Although psychedelic substances remain illegal in most places, a number of people have been microdosing with them in the hopes of achieving psychiatric benefits. These doses are too small — under 10% of a standard dose two or three times per week — to achieve perceptible psychedelic effects.

Early research has been ambiguous regarding the medical value of microdosing. One international survey found that 44% of participants self-reported improvements in their mental health. Another saw no definitive effect but suggested a possible role for microdosing in people experiencing mental health problems.

Now, a new study from ICL researchers suggests a placebo effect is behind the confusion.

Lead author Dr. Balázs Szigeti says, “Anecdotal reports about the benefits of microdosing are almost certainly biased by the placebo effect.”

The study appears in the journal eLife.

Since studies of psychedelic microdosing rely so heavily on self-reporting, previous researchers have had to draw conclusions without the benefit of having a control group to check for placebo effects.

The researchers at ICL worked out a mechanism designed to overcome this study limitation.

The study was conducted online with 191 individuals who were already microdosing psychedelics for their mental well-being.

Researchers guided participants through a procedure where they mixed their psychedelics with identical-looking placebo capsules. The study authors refer to this arrangement as “self-blinding.”

Having mixed the capsules, individuals in the study could not tell whether they were ingesting a psychedelic or a placebo.
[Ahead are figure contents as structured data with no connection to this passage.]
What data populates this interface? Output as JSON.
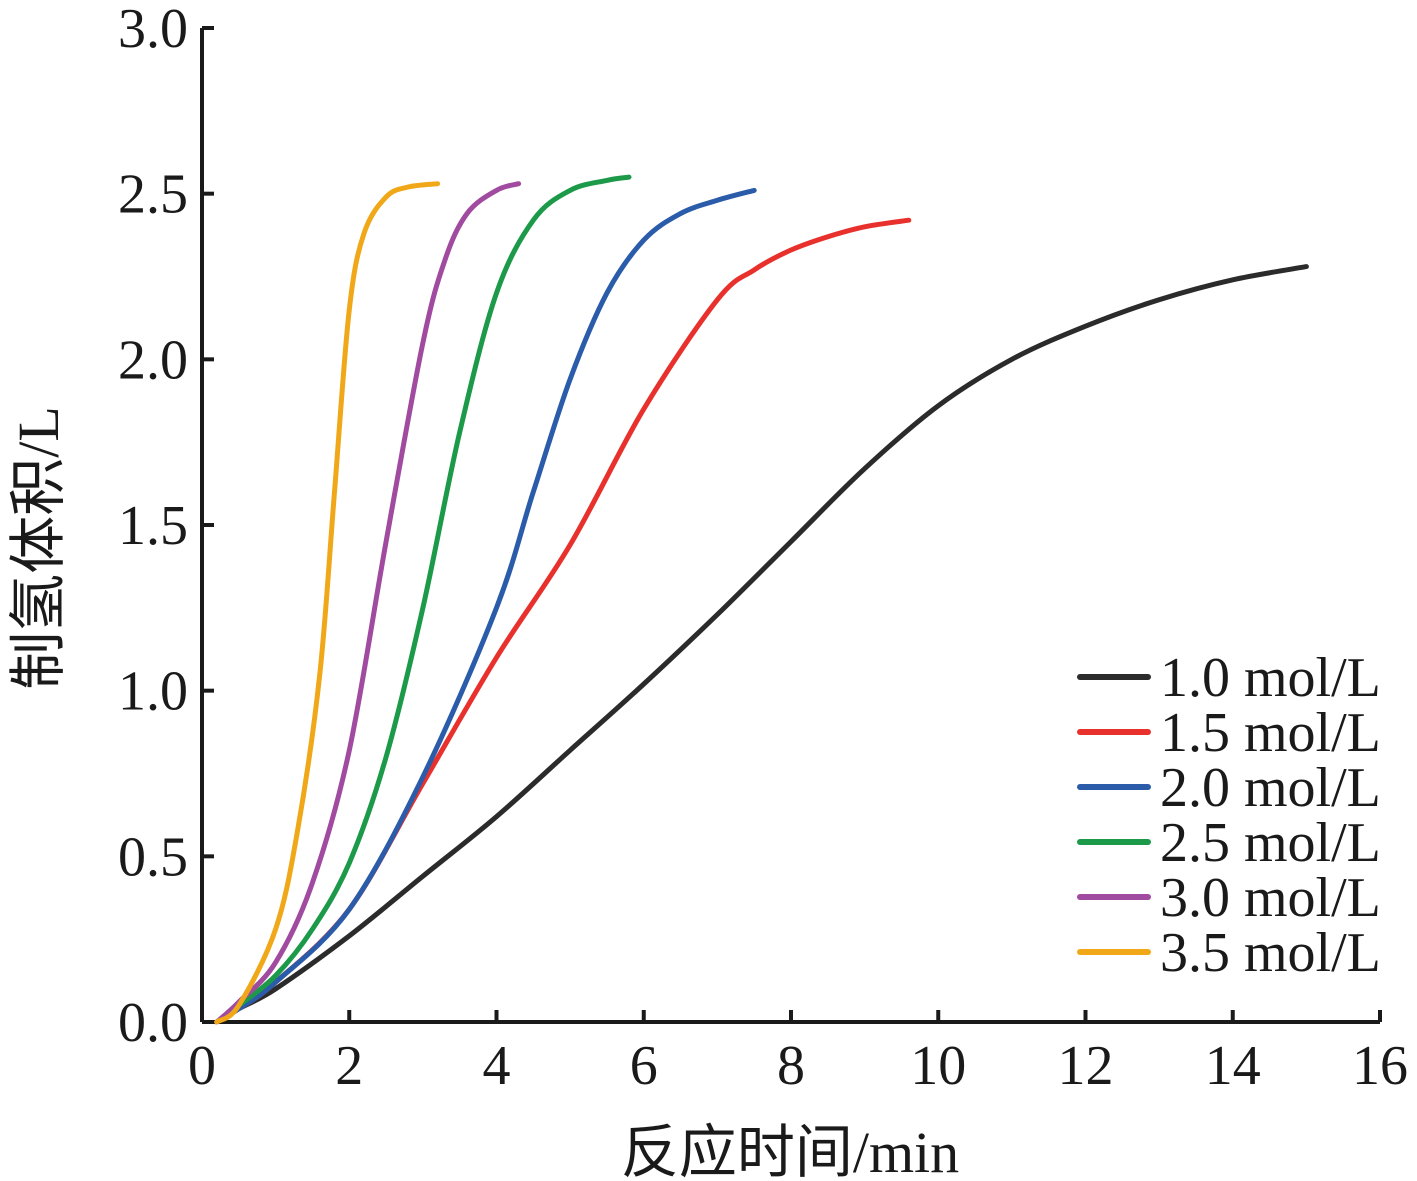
{
  "chart_data": {
    "type": "line",
    "xlabel": "反应时间/min",
    "ylabel": "制氢体积/L",
    "xlim": [
      0,
      16
    ],
    "ylim": [
      0,
      3.0
    ],
    "xticks": [
      "0",
      "2",
      "4",
      "6",
      "8",
      "10",
      "12",
      "14",
      "16"
    ],
    "yticks": [
      "0.0",
      "0.5",
      "1.0",
      "1.5",
      "2.0",
      "2.5",
      "3.0"
    ],
    "grid": false,
    "legend_position": "bottom-right",
    "series": [
      {
        "name": "1.0 mol/L",
        "color": "#2b2b2b",
        "x": [
          0.2,
          0.5,
          1.0,
          2.0,
          3.0,
          4.0,
          5.0,
          6.0,
          7.0,
          8.0,
          9.0,
          10.0,
          11.0,
          12.0,
          13.0,
          14.0,
          15.0
        ],
        "y": [
          0.0,
          0.04,
          0.1,
          0.26,
          0.44,
          0.62,
          0.82,
          1.02,
          1.23,
          1.45,
          1.67,
          1.86,
          2.0,
          2.1,
          2.18,
          2.24,
          2.28
        ]
      },
      {
        "name": "1.5 mol/L",
        "color": "#e8312c",
        "x": [
          0.2,
          0.5,
          1.0,
          2.0,
          3.0,
          4.0,
          5.0,
          6.0,
          7.0,
          7.5,
          8.0,
          8.5,
          9.0,
          9.6
        ],
        "y": [
          0.0,
          0.04,
          0.12,
          0.34,
          0.72,
          1.1,
          1.44,
          1.85,
          2.18,
          2.27,
          2.33,
          2.37,
          2.4,
          2.42
        ]
      },
      {
        "name": "2.0 mol/L",
        "color": "#2a5caa",
        "x": [
          0.2,
          0.5,
          1.0,
          2.0,
          3.0,
          4.0,
          4.5,
          5.0,
          5.5,
          6.0,
          6.5,
          7.0,
          7.5
        ],
        "y": [
          0.0,
          0.04,
          0.12,
          0.34,
          0.74,
          1.25,
          1.6,
          1.94,
          2.2,
          2.36,
          2.44,
          2.48,
          2.51
        ]
      },
      {
        "name": "2.5 mol/L",
        "color": "#1c9a49",
        "x": [
          0.2,
          0.5,
          1.0,
          1.5,
          2.0,
          2.5,
          3.0,
          3.5,
          4.0,
          4.5,
          5.0,
          5.5,
          5.8
        ],
        "y": [
          0.0,
          0.05,
          0.14,
          0.28,
          0.48,
          0.8,
          1.25,
          1.78,
          2.2,
          2.42,
          2.51,
          2.54,
          2.55
        ]
      },
      {
        "name": "3.0 mol/L",
        "color": "#a04aa0",
        "x": [
          0.2,
          0.5,
          1.0,
          1.5,
          2.0,
          2.5,
          3.0,
          3.3,
          3.6,
          4.0,
          4.3
        ],
        "y": [
          0.0,
          0.06,
          0.18,
          0.42,
          0.82,
          1.45,
          2.05,
          2.3,
          2.44,
          2.51,
          2.53
        ]
      },
      {
        "name": "3.5 mol/L",
        "color": "#f0a818",
        "x": [
          0.2,
          0.5,
          1.0,
          1.3,
          1.6,
          1.8,
          2.0,
          2.2,
          2.5,
          2.8,
          3.2
        ],
        "y": [
          0.0,
          0.05,
          0.28,
          0.58,
          1.05,
          1.6,
          2.15,
          2.38,
          2.49,
          2.52,
          2.53
        ]
      }
    ]
  }
}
The researchers, however, could tell, since each capsule was barcoded so that scanning revealed to them whether it was a placebo or psychedelic.

Consuming capsules over a 4-week period, the participants reported their experiences to the researchers. They were also given online cognitive tasks at various timepoints.
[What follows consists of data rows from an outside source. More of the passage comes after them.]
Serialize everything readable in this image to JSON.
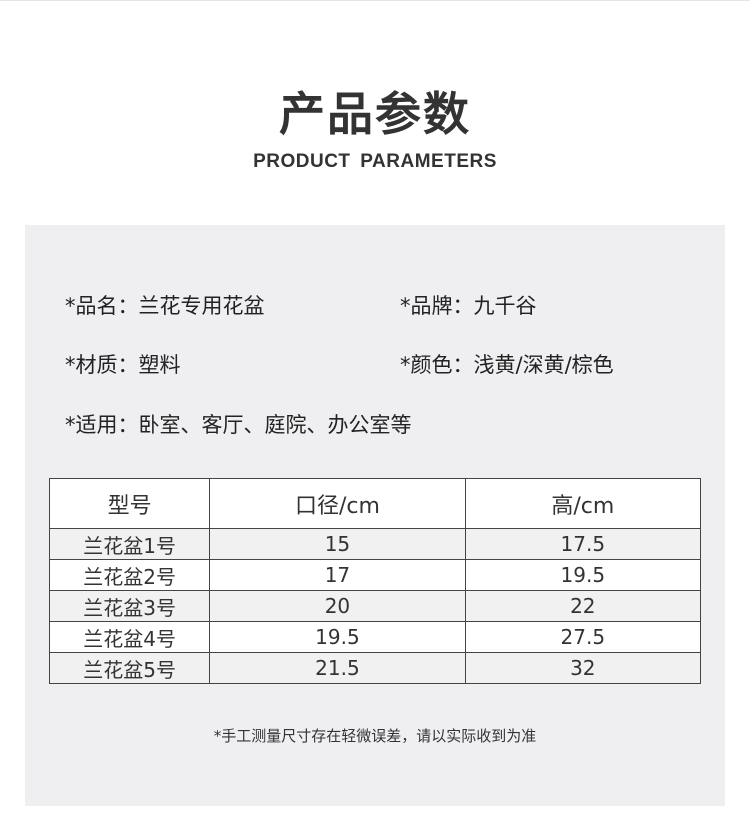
{
  "header": {
    "title": "产品参数",
    "subtitle": "PRODUCT PARAMETERS"
  },
  "info": {
    "name": "*品名：兰花专用花盆",
    "brand": "*品牌：九千谷",
    "material": "*材质：塑料",
    "color": "*颜色：浅黄/深黄/棕色",
    "usage": "*适用：卧室、客厅、庭院、办公室等"
  },
  "table": {
    "headers": [
      "型号",
      "口径/cm",
      "高/cm"
    ],
    "rows": [
      [
        "兰花盆1号",
        "15",
        "17.5"
      ],
      [
        "兰花盆2号",
        "17",
        "19.5"
      ],
      [
        "兰花盆3号",
        "20",
        "22"
      ],
      [
        "兰花盆4号",
        "19.5",
        "27.5"
      ],
      [
        "兰花盆5号",
        "21.5",
        "32"
      ]
    ]
  },
  "note": "*手工测量尺寸存在轻微误差，请以实际收到为准"
}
“We have mixed results,” says Dr. Szigeti. He adds:

“On the one hand, we observed microdosing’s benefits in a wide range of psychological measures. On the other hand, we saw equal benefits among participants taking placebos.”
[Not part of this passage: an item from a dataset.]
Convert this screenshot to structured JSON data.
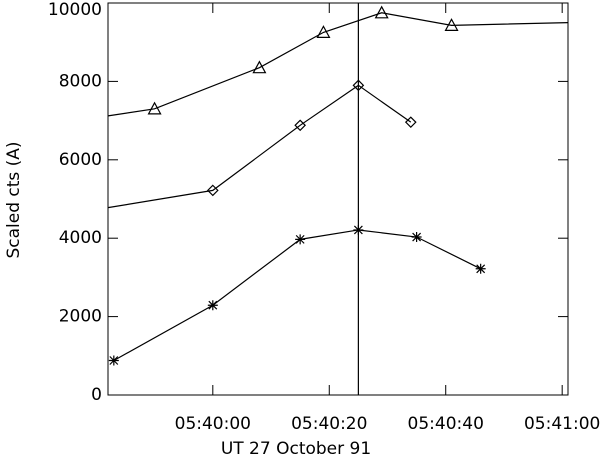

“These findings suggest that the benefits are not due to the drug, but rather due to the placebo-like expectation effects. Many participants who reported that they experienced positive effects while taking the placebo were shocked to learn after the study that they hadn’t been taking the real drug.”

– Lead author Dr. Balázs Szigeti

One benefit of the authors’ methodology is that it captures “real-life” microdosing as the researchers left participants in charge of their own medication schedules.

The scientists caution that insights from online, self-reporting research may ultimately be less reliable than those of a traditional study, even with the self-blinding mechanism employed.

In addition, the authors note that controlling the potency of individuals’ psychedelic substances was impossible since the participants purchased them illegally from black-market sources.

The self-blinding method developed for this study may prove useful — and economically attractive — in other areas of research that rely heavily on self-reporting, according to the senior author of the study, Dr. David Erritzoe.

He says:

“Accounting for the placebo effect is important when assessing trends, such as the use of cannabidiol oils, fad diets, or supplements, where social pressure or users’ expectations can lead to a strong placebo response. Researchers can use self-blinding citizen science initiatives as an inexpensive, initial screening tool before launching expensive clinical studies.”